Normalleşme zaman alacaktır
Özür, ilişkileri hemen normalleştirir mi?

Bu bugünden yarına olabilecek bir durum değildir. Ama şunu ifade edelim ki, Türkiye'nin İsrail devleti ile İsrail halkı ile hiçbir sorunu olmadı. Türkiye'nin sorunu dönemin İsrail hükümeti iledir. Nitekim o hükümette olan bazı değişiklikler ilişkileri yeniden iyileştirme noktasına getirdi. Son yıllarda Ortadoğu'da başlayan Arap Baharı bölgede İsrail'i yalnızlaştırdı. Türkiye bu açıdan İsrail için bölgesel bir müttefik ve işbirliği ortağıdır. Bu özür bir anlamda bunun da kabulüdür. Bu özürle birlikte ilişkilerin yeniden normalleşmesinin yolu açılmıştır ama bugünden yarına hemen iyileşme olmaz. Burada hızı belirleyecek olan karşılıklı güvendir.

Esed'in günleri artık sayılı
Arap Baharı Suriye'de bitti mi?

Ortadoğu gibi yıllarca diktatörlüklerle yönetilmiş ülkelerde değişim kolay değil ama bu değişim de durması mümkün değil. Esed'in etrafındaki çember daraldı. Artık Esed için geri sayım başlamıştır.

İsrail ilişkilerinin iyileşmesi Esed'in gidişini hızlandırır mı?

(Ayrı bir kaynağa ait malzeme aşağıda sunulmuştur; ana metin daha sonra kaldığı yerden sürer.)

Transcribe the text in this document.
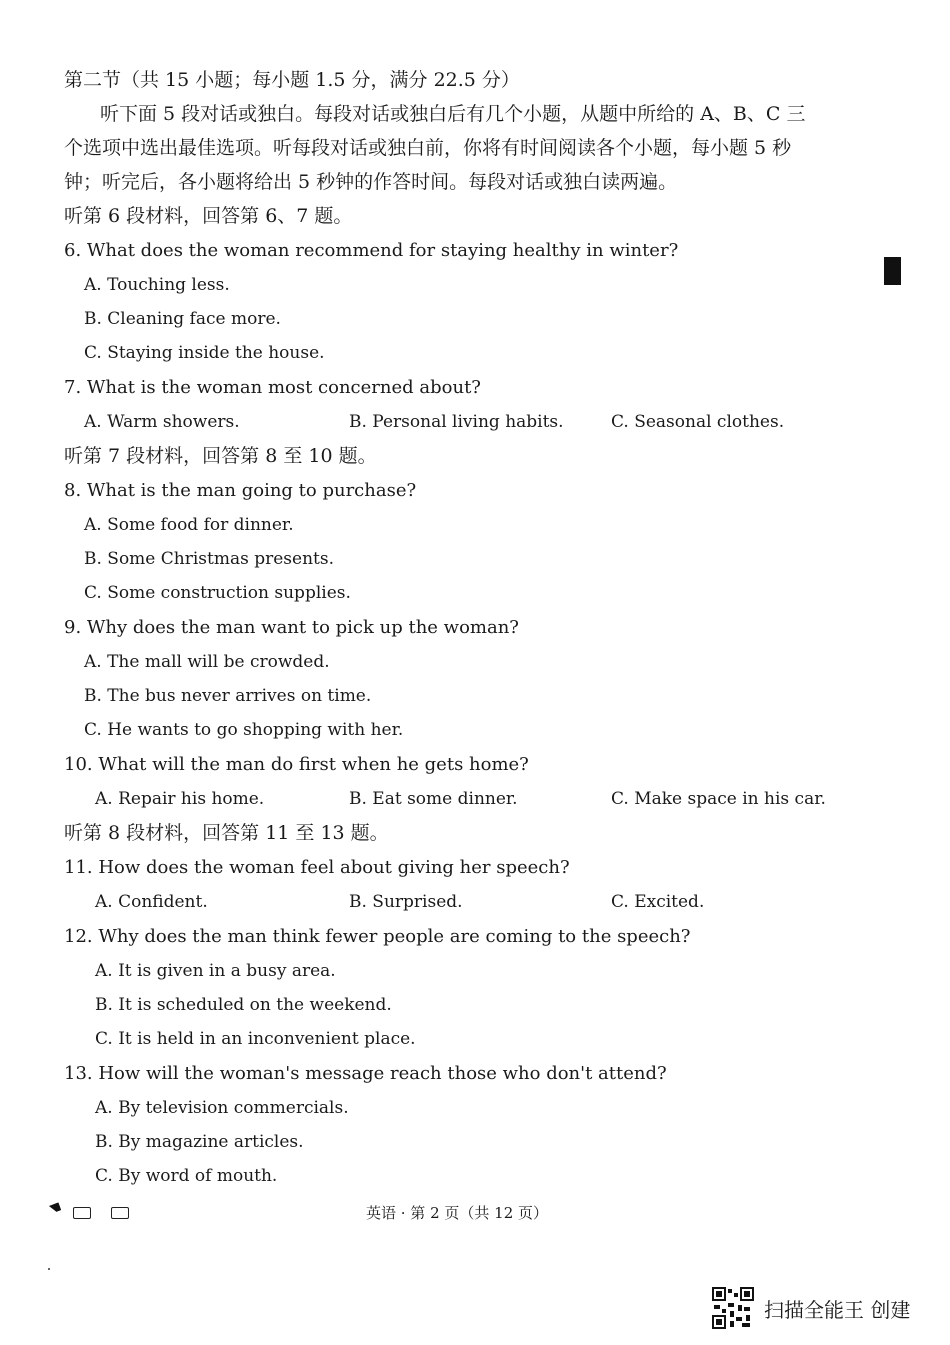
第二节（共 15 小题；每小题 1.5 分，满分 22.5 分）
听下面 5 段对话或独白。每段对话或独白后有几个小题，从题中所给的 A、B、C 三
个选项中选出最佳选项。听每段对话或独白前，你将有时间阅读各个小题，每小题 5 秒
钟；听完后，各小题将给出 5 秒钟的作答时间。每段对话或独白读两遍。
听第 6 段材料，回答第 6、7 题。
6. What does the woman recommend for staying healthy in winter?
A. Touching less.
B. Cleaning face more.
C. Staying inside the house.
7. What is the woman most concerned about?
A. Warm showers.	B. Personal living habits.	C. Seasonal clothes.
听第 7 段材料，回答第 8 至 10 题。
8. What is the man going to purchase?
A. Some food for dinner.
B. Some Christmas presents.
C. Some construction supplies.
9. Why does the man want to pick up the woman?
A. The mall will be crowded.
B. The bus never arrives on time.
C. He wants to go shopping with her.
10. What will the man do first when he gets home?
A. Repair his home.	B. Eat some dinner.	C. Make space in his car.
听第 8 段材料，回答第 11 至 13 题。
11. How does the woman feel about giving her speech?
A. Confident.	B. Surprised.	C. Excited.
12. Why does the man think fewer people are coming to the speech?
A. It is given in a busy area.
B. It is scheduled on the weekend.
C. It is held in an inconvenient place.
13. How will the woman's message reach those who don't attend?
A. By television commercials.
B. By magazine articles.
C. By word of mouth.
英语 · 第 2 页（共 12 页）
扫描全能王 创建
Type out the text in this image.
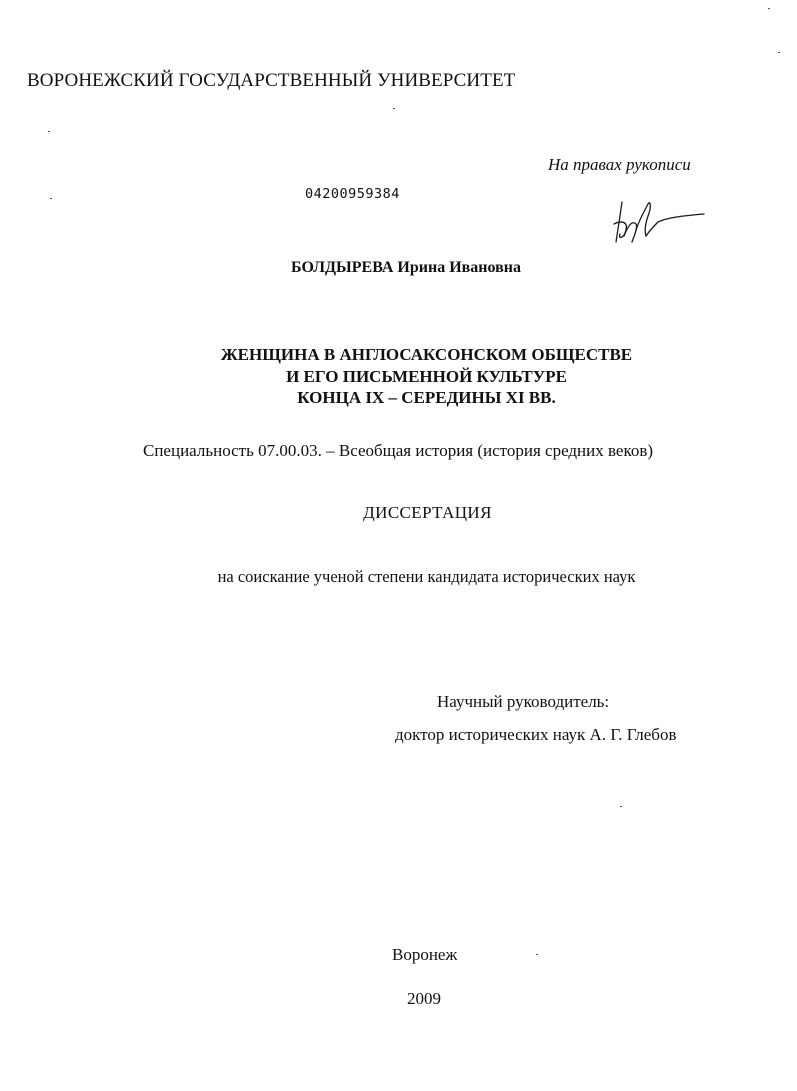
ВОРОНЕЖСКИЙ ГОСУДАРСТВЕННЫЙ УНИВЕРСИТЕТ
На правах рукописи
04200959384
БОЛДЫРЕВА Ирина Ивановна
ЖЕНЩИНА В АНГЛОСАКСОНСКОМ ОБЩЕСТВЕ
И ЕГО ПИСЬМЕННОЙ КУЛЬТУРЕ
КОНЦА IX – СЕРЕДИНЫ XI ВВ.
Специальность 07.00.03. – Всеобщая история (история средних веков)
ДИССЕРТАЦИЯ
на соискание ученой степени кандидата исторических наук
Научный руководитель:
доктор исторических наук А. Г. Глебов
Воронеж
2009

İsrail'le ilişkilerimizin gergin olduğu ortamda İsrail hükümetinin Suriye'de Türkiye'ye yakın bir yapı yerine Esed'i desteklemesi daha güçlü bir senaryo olarak görülebilir. Ama son gelişme Suriye konusunda İsrail'in Türkiye ile paralel bir politika izlemesine yol açabilir.